Acoustic Radiation Force Impulse Imaging With Virtual Touch Tissue Quantification Enables Characterization of Mild Hypoxic-Ischemic Brain Damage in Neonatal Rats.

Abstract

The aim of this study was to investigate whether the measurement of brain tissue stiffness using acoustic radiation force impulse (ARFI) elastography with virtual touch tissue quantification can improve the early detection of neonatal hypoxic-ischemic brain damage in rats. Seven-day-old Sprague-Dawley rats were randomly assigned to 3 groups: the mild asphyxia (n = 30), moderate asphyxia (n = 30), and sham control (n = 10) groups. Rats in the mild and moderate asphyxia groups were exposed to 8% oxygen (hypoxia) for 30 and 60 minutes, respectively, at 1 hour after ligation of the right common carotid artery. An ultrasound diagnostic instrument was used to obtain 2-dimensional ultrasound images, and ARFI with virtual touch tissue quantification was used to measure shear wave velocity preoperatively and at 12, 24, 48, and 72 hours postoperatively. Hematoxylin-eosin staining was used to evaluate brain damage.
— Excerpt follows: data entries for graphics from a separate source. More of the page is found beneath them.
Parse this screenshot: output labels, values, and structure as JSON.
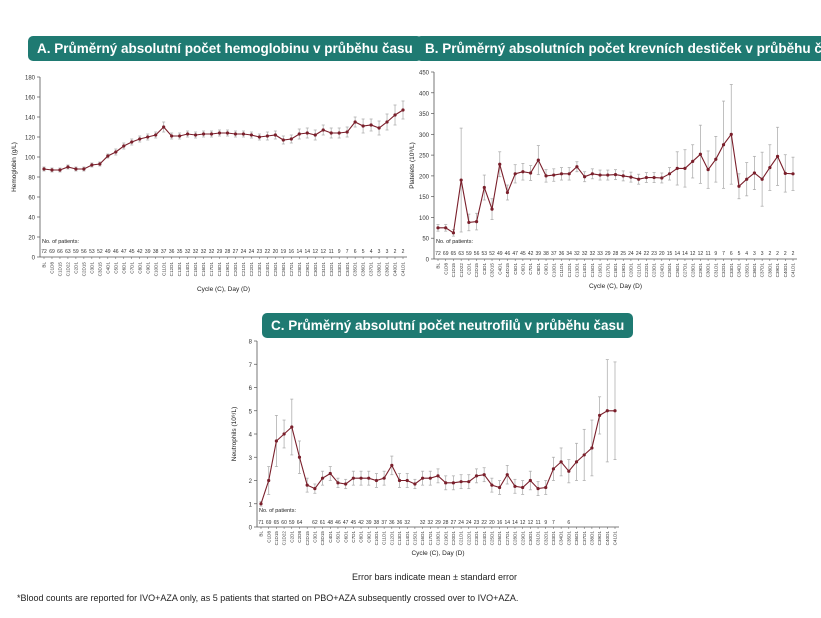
{
  "footer": {
    "error_note": "Error bars indicate mean ± standard error",
    "footnote": "*Blood counts are reported for IVO+AZA only, as 5 patients that started on PBO+AZA subsequently crossed over to IVO+AZA."
  },
  "colors": {
    "title_bg": "#1f7a72",
    "line": "#7a1f2b",
    "error_bar": "#b0b0b0"
  },
  "chart_data": [
    {
      "type": "line",
      "panel": "A",
      "title": "A. Průměrný absolutní počet hemoglobinu v průběhu času",
      "xlabel": "Cycle (C), Day (D)",
      "ylabel": "Hemoglobin (g/L)",
      "ylim": [
        0,
        180
      ],
      "yticks": [
        0,
        20,
        40,
        60,
        80,
        100,
        120,
        140,
        160,
        180
      ],
      "grid": false,
      "patients_label": "No. of patients:",
      "categories": [
        "BL",
        "C1D8",
        "C1D15",
        "C1D22",
        "C2D1",
        "C2D15",
        "C3D1",
        "C3D15",
        "C4D1",
        "C5D1",
        "C6D1",
        "C7D1",
        "C8D1",
        "C9D1",
        "C10D1",
        "C11D1",
        "C12D1",
        "C13D1",
        "C14D1",
        "C15D1",
        "C16D1",
        "C17D1",
        "C18D1",
        "C19D1",
        "C20D1",
        "C21D1",
        "C22D1",
        "C23D1",
        "C24D1",
        "C25D1",
        "C26D1",
        "C27D1",
        "C28D1",
        "C29D1",
        "C30D1",
        "C31D1",
        "C32D1",
        "C33D1",
        "C34D1",
        "C35D1",
        "C36D1",
        "C37D1",
        "C38D1",
        "C39D1",
        "C40D1",
        "C41D1"
      ],
      "patients": [
        "72",
        "69",
        "66",
        "63",
        "59",
        "56",
        "53",
        "52",
        "49",
        "46",
        "47",
        "45",
        "42",
        "39",
        "38",
        "37",
        "36",
        "35",
        "32",
        "32",
        "32",
        "32",
        "29",
        "28",
        "27",
        "24",
        "24",
        "23",
        "22",
        "20",
        "19",
        "16",
        "14",
        "14",
        "12",
        "12",
        "11",
        "9",
        "7",
        "6",
        "5",
        "4",
        "3",
        "3",
        "2",
        "2"
      ],
      "values": [
        88,
        87,
        87,
        90,
        88,
        88,
        92,
        93,
        101,
        105,
        111,
        115,
        118,
        120,
        122,
        130,
        121,
        121,
        123,
        122,
        123,
        123,
        124,
        124,
        123,
        123,
        122,
        120,
        121,
        122,
        117,
        118,
        123,
        124,
        122,
        127,
        124,
        124,
        125,
        135,
        131,
        132,
        129,
        135,
        142,
        147
      ],
      "errors": [
        2,
        2,
        2,
        2,
        2,
        2,
        2,
        2,
        2,
        3,
        3,
        3,
        3,
        3,
        3,
        5,
        3,
        3,
        3,
        3,
        3,
        3,
        3,
        3,
        3,
        3,
        3,
        3,
        4,
        4,
        4,
        4,
        5,
        5,
        5,
        5,
        5,
        5,
        5,
        5,
        7,
        6,
        7,
        8,
        10,
        9
      ]
    },
    {
      "type": "line",
      "panel": "B",
      "title": "B. Průměrný  absolutních počet krevních destiček v průběhu času",
      "xlabel": "Cycle (C), Day (D)",
      "ylabel": "Platelets (10⁹/L)",
      "ylim": [
        0,
        450
      ],
      "yticks": [
        0,
        50,
        100,
        150,
        200,
        250,
        300,
        350,
        400,
        450
      ],
      "grid": false,
      "patients_label": "No. of patients:",
      "categories": [
        "BL",
        "C1D8",
        "C1D15",
        "C1D22",
        "C2D1",
        "C2D15",
        "C3D1",
        "C3D15",
        "C4D1",
        "C4D15",
        "C5D1",
        "C6D1",
        "C7D1",
        "C8D1",
        "C9D1",
        "C10D1",
        "C11D1",
        "C12D1",
        "C13D1",
        "C14D1",
        "C15D1",
        "C16D1",
        "C17D1",
        "C18D1",
        "C19D1",
        "C20D1",
        "C21D1",
        "C22D1",
        "C23D1",
        "C24D1",
        "C25D1",
        "C26D1",
        "C27D1",
        "C28D1",
        "C29D1",
        "C30D1",
        "C31D1",
        "C32D1",
        "C33D1",
        "C34D1",
        "C35D1",
        "C36D1",
        "C37D1",
        "C38D1",
        "C39D1",
        "C40D1",
        "C41D1"
      ],
      "patients": [
        "72",
        "69",
        "65",
        "63",
        "59",
        "56",
        "53",
        "52",
        "49",
        "46",
        "47",
        "45",
        "42",
        "39",
        "38",
        "37",
        "36",
        "34",
        "32",
        "32",
        "32",
        "33",
        "29",
        "28",
        "25",
        "24",
        "24",
        "22",
        "23",
        "20",
        "15",
        "14",
        "14",
        "12",
        "12",
        "11",
        "9",
        "7",
        "6",
        "5",
        "4",
        "3",
        "3",
        "2",
        "2",
        "2",
        "2"
      ],
      "values": [
        75,
        75,
        63,
        190,
        88,
        90,
        172,
        120,
        228,
        160,
        205,
        210,
        207,
        238,
        200,
        202,
        205,
        205,
        222,
        198,
        205,
        202,
        202,
        203,
        200,
        197,
        192,
        196,
        196,
        195,
        205,
        218,
        218,
        235,
        252,
        215,
        240,
        275,
        300,
        175,
        192,
        207,
        192,
        220,
        247,
        206,
        205
      ],
      "errors": [
        8,
        8,
        8,
        125,
        20,
        20,
        30,
        25,
        30,
        18,
        22,
        20,
        18,
        35,
        15,
        15,
        15,
        15,
        12,
        12,
        12,
        12,
        12,
        12,
        12,
        12,
        12,
        12,
        12,
        12,
        15,
        40,
        45,
        40,
        70,
        45,
        55,
        105,
        120,
        30,
        40,
        40,
        65,
        55,
        70,
        45,
        40
      ]
    },
    {
      "type": "line",
      "panel": "C",
      "title": "C. Průměrný absolutní počet neutrofilů v průběhu času",
      "xlabel": "Cycle (C), Day (D)",
      "ylabel": "Neutrophils (10⁹/L)",
      "ylim": [
        0,
        8
      ],
      "yticks": [
        0,
        1,
        2,
        3,
        4,
        5,
        6,
        7,
        8
      ],
      "grid": false,
      "patients_label": "No. of patients:",
      "categories": [
        "BL",
        "C1D8",
        "C1D15",
        "C1D22",
        "C2D1",
        "C2D8",
        "C2D15",
        "C3D1",
        "C3D15",
        "C4D1",
        "C5D1",
        "C6D1",
        "C7D1",
        "C8D1",
        "C9D1",
        "C10D1",
        "C11D1",
        "C12D1",
        "C13D1",
        "C14D1",
        "C15D1",
        "C16D1",
        "C17D1",
        "C18D1",
        "C19D1",
        "C20D1",
        "C21D1",
        "C22D1",
        "C23D1",
        "C24D1",
        "C25D1",
        "C26D1",
        "C27D1",
        "C28D1",
        "C29D1",
        "C30D1",
        "C31D1",
        "C32D1",
        "C33D1",
        "C34D1",
        "C35D1",
        "C36D1",
        "C37D1",
        "C38D1",
        "C39D1",
        "C40D1",
        "C41D1"
      ],
      "patients": [
        "71",
        "69",
        "65",
        "60",
        "59",
        "64",
        "",
        "62",
        "61",
        "48",
        "46",
        "47",
        "45",
        "42",
        "39",
        "38",
        "37",
        "36",
        "36",
        "32",
        "",
        "32",
        "32",
        "29",
        "28",
        "27",
        "24",
        "24",
        "23",
        "22",
        "20",
        "16",
        "14",
        "14",
        "12",
        "12",
        "11",
        "9",
        "7",
        "",
        "6",
        "",
        "",
        "",
        "",
        "",
        ""
      ],
      "values": [
        1.0,
        2.0,
        3.7,
        4.0,
        4.3,
        3.0,
        1.8,
        1.65,
        2.1,
        2.3,
        1.9,
        1.85,
        2.1,
        2.1,
        2.1,
        2.0,
        2.1,
        2.65,
        2.0,
        2.0,
        1.85,
        2.1,
        2.1,
        2.2,
        1.9,
        1.9,
        1.95,
        1.95,
        2.2,
        2.25,
        1.8,
        1.7,
        2.25,
        1.75,
        1.7,
        2.0,
        1.65,
        1.7,
        2.5,
        2.8,
        2.4,
        2.8,
        3.1,
        3.4,
        4.8,
        5.0,
        5.0
      ],
      "errors": [
        0.1,
        0.6,
        1.1,
        0.6,
        1.2,
        0.7,
        0.3,
        0.2,
        0.3,
        0.3,
        0.2,
        0.2,
        0.3,
        0.3,
        0.3,
        0.3,
        0.3,
        0.4,
        0.3,
        0.3,
        0.2,
        0.3,
        0.3,
        0.3,
        0.3,
        0.3,
        0.3,
        0.3,
        0.3,
        0.3,
        0.3,
        0.3,
        0.4,
        0.3,
        0.3,
        0.4,
        0.3,
        0.3,
        0.5,
        0.6,
        0.5,
        0.8,
        1.1,
        1.2,
        0.8,
        2.2,
        2.1
      ]
    }
  ]
}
Two-dimensional ultrasound imaging detected swelling and increased echogenicity at 48 to 72 hours in the mild asphyxia group and at 24 to 72 hours in the moderate asphyxia group. The shear wave velocity substantially increased from 0.65 ± 0.04 m/s preoperatively to 0.78 ± 0.07 m/s at 72 hours in the moderate asphyxia group and from 0.64 ± 0.04 m/s preoperatively to 0.70 ± 0.03 m/s at 72 hours in the mild asphyxia group. The changes in the shear wave velocity coincided with the histopathologic changes in the brain, which included neuronal demyelination, hyperplasia, and necrosis; edema around vascular structures; and hemorrhage in the ependymal and periventricular areas. Shear wave velocity data obtained with the virtual touch tissue quantification technique may be used for early diagnosis of neonatal hypoxic-ischemic brain damage.